Short answer: This is open in general. It would indeed follow from the (strictly stronger) statement that a graph on n vertices is determined by the set (not multiset) of isomorphism types of its edge-deleted subgraphs, but that stronger statement is false, so a different approach would be needed.

A few relevant points.

• Automorphisms preserve rank. The poset is graded by the number of edges, with unique minimum (empty graph) and maximum (complete graph), so any poset automorphism fixes those and preserves each level of fixed edge-count.

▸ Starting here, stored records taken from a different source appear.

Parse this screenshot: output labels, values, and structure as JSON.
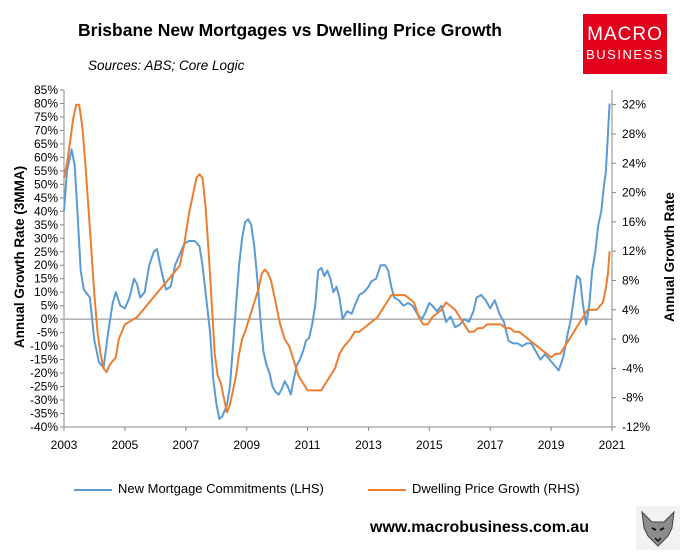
{
  "header": {
    "title": "Brisbane New Mortgages vs Dwelling Price Growth",
    "sources": "Sources: ABS; Core Logic"
  },
  "logo": {
    "line1": "MACRO",
    "line2": "BUSINESS",
    "color": "#e3001b"
  },
  "footer": {
    "website": "www.macrobusiness.com.au"
  },
  "colors": {
    "series1": "#5b9bd5",
    "series2": "#ed7d31"
  },
  "chart_data": {
    "type": "line",
    "title": "Brisbane New Mortgages vs Dwelling Price Growth",
    "subtitle": "Sources: ABS; Core Logic",
    "xlabel": "",
    "ylabel": "Annual Growth Rate (3MMA)",
    "y2label": "Annual Growth Rate",
    "xlim": [
      2003,
      2021
    ],
    "ylim": [
      -40,
      85
    ],
    "y2lim": [
      -12,
      34
    ],
    "xticks": [
      "2003",
      "2005",
      "2007",
      "2009",
      "2011",
      "2013",
      "2015",
      "2017",
      "2019",
      "2021"
    ],
    "yticks": [
      "-40%",
      "-35%",
      "-30%",
      "-25%",
      "-20%",
      "-15%",
      "-10%",
      "-5%",
      "0%",
      "5%",
      "10%",
      "15%",
      "20%",
      "25%",
      "30%",
      "35%",
      "40%",
      "45%",
      "50%",
      "55%",
      "60%",
      "65%",
      "70%",
      "75%",
      "80%",
      "85%"
    ],
    "y2ticks": [
      "-12%",
      "-8%",
      "-4%",
      "0%",
      "4%",
      "8%",
      "12%",
      "16%",
      "20%",
      "24%",
      "28%",
      "32%"
    ],
    "grid": false,
    "legend_position": "bottom",
    "series": [
      {
        "name": "New Mortgage Commitments (LHS)",
        "axis": "left",
        "points": [
          [
            2003.0,
            40
          ],
          [
            2003.1,
            55
          ],
          [
            2003.25,
            63
          ],
          [
            2003.35,
            57
          ],
          [
            2003.45,
            38
          ],
          [
            2003.55,
            18
          ],
          [
            2003.65,
            11
          ],
          [
            2003.85,
            8
          ],
          [
            2004.0,
            -8
          ],
          [
            2004.15,
            -16
          ],
          [
            2004.3,
            -18
          ],
          [
            2004.45,
            -5
          ],
          [
            2004.6,
            6
          ],
          [
            2004.7,
            10
          ],
          [
            2004.85,
            5
          ],
          [
            2005.0,
            4
          ],
          [
            2005.15,
            8
          ],
          [
            2005.3,
            15
          ],
          [
            2005.4,
            13
          ],
          [
            2005.5,
            8
          ],
          [
            2005.65,
            10
          ],
          [
            2005.8,
            20
          ],
          [
            2005.95,
            25
          ],
          [
            2006.05,
            26
          ],
          [
            2006.2,
            18
          ],
          [
            2006.35,
            11
          ],
          [
            2006.5,
            12
          ],
          [
            2006.65,
            20
          ],
          [
            2006.8,
            24
          ],
          [
            2006.95,
            28
          ],
          [
            2007.1,
            29
          ],
          [
            2007.3,
            29
          ],
          [
            2007.45,
            27
          ],
          [
            2007.55,
            20
          ],
          [
            2007.7,
            5
          ],
          [
            2007.8,
            -5
          ],
          [
            2007.9,
            -22
          ],
          [
            2008.0,
            -31
          ],
          [
            2008.1,
            -37
          ],
          [
            2008.2,
            -36
          ],
          [
            2008.35,
            -32
          ],
          [
            2008.45,
            -25
          ],
          [
            2008.55,
            -10
          ],
          [
            2008.65,
            5
          ],
          [
            2008.75,
            20
          ],
          [
            2008.85,
            30
          ],
          [
            2008.95,
            36
          ],
          [
            2009.05,
            37
          ],
          [
            2009.15,
            35
          ],
          [
            2009.25,
            27
          ],
          [
            2009.35,
            15
          ],
          [
            2009.45,
            0
          ],
          [
            2009.55,
            -12
          ],
          [
            2009.65,
            -17
          ],
          [
            2009.75,
            -20
          ],
          [
            2009.85,
            -25
          ],
          [
            2009.95,
            -27
          ],
          [
            2010.05,
            -28
          ],
          [
            2010.15,
            -26
          ],
          [
            2010.25,
            -23
          ],
          [
            2010.35,
            -25
          ],
          [
            2010.45,
            -28
          ],
          [
            2010.55,
            -22
          ],
          [
            2010.65,
            -17
          ],
          [
            2010.75,
            -15
          ],
          [
            2010.85,
            -12
          ],
          [
            2010.95,
            -8
          ],
          [
            2011.05,
            -7
          ],
          [
            2011.15,
            -2
          ],
          [
            2011.25,
            5
          ],
          [
            2011.35,
            18
          ],
          [
            2011.45,
            19
          ],
          [
            2011.55,
            16
          ],
          [
            2011.65,
            18
          ],
          [
            2011.75,
            15
          ],
          [
            2011.85,
            10
          ],
          [
            2011.95,
            12
          ],
          [
            2012.05,
            8
          ],
          [
            2012.15,
            0
          ],
          [
            2012.3,
            3
          ],
          [
            2012.45,
            2
          ],
          [
            2012.55,
            5
          ],
          [
            2012.7,
            9
          ],
          [
            2012.85,
            10
          ],
          [
            2013.0,
            12
          ],
          [
            2013.1,
            14
          ],
          [
            2013.25,
            15
          ],
          [
            2013.4,
            20
          ],
          [
            2013.55,
            20
          ],
          [
            2013.65,
            18
          ],
          [
            2013.75,
            12
          ],
          [
            2013.85,
            8
          ],
          [
            2014.0,
            7
          ],
          [
            2014.15,
            5
          ],
          [
            2014.3,
            6
          ],
          [
            2014.45,
            5
          ],
          [
            2014.6,
            2
          ],
          [
            2014.75,
            0
          ],
          [
            2014.85,
            2
          ],
          [
            2015.0,
            6
          ],
          [
            2015.1,
            5
          ],
          [
            2015.25,
            3
          ],
          [
            2015.4,
            5
          ],
          [
            2015.55,
            -1
          ],
          [
            2015.7,
            1
          ],
          [
            2015.85,
            -3
          ],
          [
            2016.0,
            -2
          ],
          [
            2016.15,
            0
          ],
          [
            2016.3,
            -1
          ],
          [
            2016.45,
            3
          ],
          [
            2016.55,
            8
          ],
          [
            2016.7,
            9
          ],
          [
            2016.85,
            7
          ],
          [
            2017.0,
            4
          ],
          [
            2017.15,
            7
          ],
          [
            2017.3,
            2
          ],
          [
            2017.45,
            -1
          ],
          [
            2017.6,
            -8
          ],
          [
            2017.75,
            -9
          ],
          [
            2017.9,
            -9
          ],
          [
            2018.05,
            -10
          ],
          [
            2018.2,
            -9
          ],
          [
            2018.35,
            -9
          ],
          [
            2018.5,
            -12
          ],
          [
            2018.65,
            -15
          ],
          [
            2018.8,
            -13
          ],
          [
            2018.95,
            -15
          ],
          [
            2019.1,
            -17
          ],
          [
            2019.25,
            -19
          ],
          [
            2019.4,
            -14
          ],
          [
            2019.55,
            -5
          ],
          [
            2019.65,
            0
          ],
          [
            2019.75,
            8
          ],
          [
            2019.85,
            16
          ],
          [
            2019.95,
            15
          ],
          [
            2020.05,
            5
          ],
          [
            2020.15,
            -2
          ],
          [
            2020.25,
            5
          ],
          [
            2020.35,
            18
          ],
          [
            2020.45,
            25
          ],
          [
            2020.55,
            35
          ],
          [
            2020.65,
            40
          ],
          [
            2020.72,
            48
          ],
          [
            2020.8,
            55
          ],
          [
            2020.85,
            65
          ],
          [
            2020.92,
            80
          ]
        ]
      },
      {
        "name": "Dwelling Price Growth (RHS)",
        "axis": "right",
        "points": [
          [
            2003.0,
            22
          ],
          [
            2003.1,
            24
          ],
          [
            2003.2,
            27
          ],
          [
            2003.3,
            30
          ],
          [
            2003.4,
            32
          ],
          [
            2003.5,
            32
          ],
          [
            2003.6,
            29
          ],
          [
            2003.7,
            24
          ],
          [
            2003.8,
            18
          ],
          [
            2003.9,
            12
          ],
          [
            2004.0,
            6
          ],
          [
            2004.1,
            1
          ],
          [
            2004.2,
            -2
          ],
          [
            2004.3,
            -4
          ],
          [
            2004.4,
            -4.5
          ],
          [
            2004.5,
            -3.5
          ],
          [
            2004.6,
            -3
          ],
          [
            2004.7,
            -2.5
          ],
          [
            2004.8,
            0
          ],
          [
            2004.9,
            1
          ],
          [
            2005.0,
            2
          ],
          [
            2005.2,
            2.5
          ],
          [
            2005.4,
            3
          ],
          [
            2005.6,
            4
          ],
          [
            2005.8,
            5
          ],
          [
            2006.0,
            6
          ],
          [
            2006.2,
            7
          ],
          [
            2006.4,
            8
          ],
          [
            2006.6,
            9
          ],
          [
            2006.8,
            10
          ],
          [
            2006.95,
            13
          ],
          [
            2007.1,
            17
          ],
          [
            2007.25,
            20
          ],
          [
            2007.35,
            22
          ],
          [
            2007.45,
            22.5
          ],
          [
            2007.55,
            22
          ],
          [
            2007.65,
            18
          ],
          [
            2007.75,
            12
          ],
          [
            2007.85,
            5
          ],
          [
            2007.95,
            -2
          ],
          [
            2008.05,
            -5
          ],
          [
            2008.15,
            -6
          ],
          [
            2008.25,
            -8
          ],
          [
            2008.35,
            -10
          ],
          [
            2008.45,
            -9
          ],
          [
            2008.55,
            -7
          ],
          [
            2008.65,
            -5
          ],
          [
            2008.75,
            -2
          ],
          [
            2008.85,
            0
          ],
          [
            2008.95,
            1
          ],
          [
            2009.1,
            3
          ],
          [
            2009.25,
            5
          ],
          [
            2009.4,
            7
          ],
          [
            2009.5,
            9
          ],
          [
            2009.6,
            9.5
          ],
          [
            2009.7,
            9
          ],
          [
            2009.8,
            8
          ],
          [
            2009.9,
            6
          ],
          [
            2010.0,
            4
          ],
          [
            2010.1,
            2
          ],
          [
            2010.25,
            0
          ],
          [
            2010.4,
            -1
          ],
          [
            2010.55,
            -3
          ],
          [
            2010.7,
            -5
          ],
          [
            2010.85,
            -6
          ],
          [
            2011.0,
            -7
          ],
          [
            2011.15,
            -7
          ],
          [
            2011.3,
            -7
          ],
          [
            2011.45,
            -7
          ],
          [
            2011.6,
            -6
          ],
          [
            2011.75,
            -5
          ],
          [
            2011.9,
            -4
          ],
          [
            2012.05,
            -2
          ],
          [
            2012.2,
            -1
          ],
          [
            2012.4,
            0
          ],
          [
            2012.55,
            1
          ],
          [
            2012.7,
            1
          ],
          [
            2012.85,
            1.5
          ],
          [
            2013.0,
            2
          ],
          [
            2013.15,
            2.5
          ],
          [
            2013.3,
            3
          ],
          [
            2013.45,
            4
          ],
          [
            2013.6,
            5
          ],
          [
            2013.75,
            6
          ],
          [
            2013.9,
            6
          ],
          [
            2014.05,
            6
          ],
          [
            2014.2,
            6
          ],
          [
            2014.35,
            5.5
          ],
          [
            2014.5,
            5
          ],
          [
            2014.65,
            3
          ],
          [
            2014.8,
            2
          ],
          [
            2014.95,
            2
          ],
          [
            2015.1,
            3
          ],
          [
            2015.25,
            3.5
          ],
          [
            2015.4,
            4
          ],
          [
            2015.55,
            5
          ],
          [
            2015.7,
            4.5
          ],
          [
            2015.85,
            4
          ],
          [
            2016.0,
            3
          ],
          [
            2016.15,
            2
          ],
          [
            2016.3,
            1
          ],
          [
            2016.45,
            1
          ],
          [
            2016.6,
            1.5
          ],
          [
            2016.75,
            1.5
          ],
          [
            2016.9,
            2
          ],
          [
            2017.05,
            2
          ],
          [
            2017.2,
            2
          ],
          [
            2017.35,
            2
          ],
          [
            2017.5,
            1.5
          ],
          [
            2017.65,
            1.5
          ],
          [
            2017.8,
            1
          ],
          [
            2017.95,
            1
          ],
          [
            2018.1,
            0.5
          ],
          [
            2018.25,
            0
          ],
          [
            2018.4,
            -0.5
          ],
          [
            2018.55,
            -1
          ],
          [
            2018.7,
            -1.5
          ],
          [
            2018.85,
            -2
          ],
          [
            2019.0,
            -2.5
          ],
          [
            2019.15,
            -2
          ],
          [
            2019.3,
            -2
          ],
          [
            2019.45,
            -1
          ],
          [
            2019.6,
            0
          ],
          [
            2019.75,
            1
          ],
          [
            2019.9,
            2
          ],
          [
            2020.05,
            3
          ],
          [
            2020.2,
            4
          ],
          [
            2020.35,
            4
          ],
          [
            2020.5,
            4
          ],
          [
            2020.6,
            4.5
          ],
          [
            2020.7,
            5
          ],
          [
            2020.8,
            7
          ],
          [
            2020.87,
            9
          ],
          [
            2020.92,
            12
          ]
        ]
      }
    ]
  }
}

• Why the “set” edge-deck is too strong. As you noted, if every graph were determined by the set of isomorphism types of its one-edge-deletions, then every poset automorphism would have to fix every element. But that’s false: for n ≥ 5, K3 ⊔ (n−3)K1 and K1,3 ⊔ (n−4)K1 have exactly the same set of edge-deleted cards (each deletion yields P3 ⊔ (n−3)K1), so the “set” version of edge-reconstructibility does not hold.

• This does not immediately produce a nontrivial automorphism. Even though those two graphs have the same set of immediate predecessors, they have different sets of subgraphs (for example, K3 ⊔ (n−3)K1 contains K3, while K1,3 ⊔ (n−4)K1 does not), and different sets of supergraphs, so swapping just that pair cannot extend to a poset automorphism.

• What is known. To the best of current knowledge, there is no general proof that the poset is rigid (has only the identity automorphism) for all n ≥ 5, nor is there a known construction of a nontrivial automorphism for general n. The problem is delicate because the poset “forgets” multiplicities of embeddings; arguments that would work with full multiplicity data (like from the multiset edge-deck or from counting subgraphs) do not directly apply here.

• Computation for small n. This has been checked computationally for small n in related contexts, and no nontrivial automorphisms have been found at small sizes; however, a comprehensive proof or counterexample for all n ≥ 5 is not known.

So the status is: the triviality of Aut(𝒫_n) remains open in general; it would follow from a stronger (and false) “set edge-deck” reconstruction, and no alternative general proof (or counterexample) is currently established.